Unfortunately, when the singleplayer experience is fully weighted and measured we find ourselves tipping over to former anti-violent argument. It’s not an easy choice to make admittedly and we fell over to that side slower than a drunk cow, but that’s how we see it.
In the end, the straw that broke our backs proved to be the small minigames that are incorporated into the story. As Treyarch told us when we sat down with them briefly, the new Bond isn’t very gadget driven and (thankfully) doesn’t have John Cleese’s Q to back him up, but he is familiar with technology. He can pick electronic locks and hack computers and so forth, so in-game this becomes silly minigames.
Had these minigames been handled a little differently, similar to the lockpicking in
Thief: Deadly Shadows perhaps, or simply become a time-based activity like in
Deus Ex then it might have been forgiveable. As it is, it’s like the pipe-fixing in
BioShock or the decryption in
Mass Effect PC, except not presented as well. It feels random, clunky and uninspired. Why couldn’t they just let us shoot the locks off and leave it at that?
It also has to be pointed out that there’s a fairly big disconnect here not just between how the game plays and how the film looked, but also when it comes to the graphics.

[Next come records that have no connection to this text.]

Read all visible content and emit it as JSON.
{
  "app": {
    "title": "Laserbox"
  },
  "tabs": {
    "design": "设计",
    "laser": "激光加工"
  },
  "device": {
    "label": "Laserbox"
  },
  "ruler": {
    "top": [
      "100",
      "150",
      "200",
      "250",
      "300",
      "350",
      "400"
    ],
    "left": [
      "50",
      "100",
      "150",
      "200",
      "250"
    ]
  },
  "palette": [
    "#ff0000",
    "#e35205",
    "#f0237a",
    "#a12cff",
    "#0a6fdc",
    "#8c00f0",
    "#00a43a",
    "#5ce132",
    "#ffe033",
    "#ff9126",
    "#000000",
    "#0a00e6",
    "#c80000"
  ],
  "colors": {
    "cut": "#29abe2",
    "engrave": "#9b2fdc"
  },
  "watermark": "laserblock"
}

Quantum of Solace is built on an expanded
Call of Duty 4 engine and the faces of the characters are all mapped using the latest laser technology.
That’s all well and good, but when you get in game the characters definitely don’t always look right. Vesper Lynd especially looks like a beaten up version of her own
beautiful self, her animations in the train sequence wobblier than if she was in the middle of being resuscitated underwater.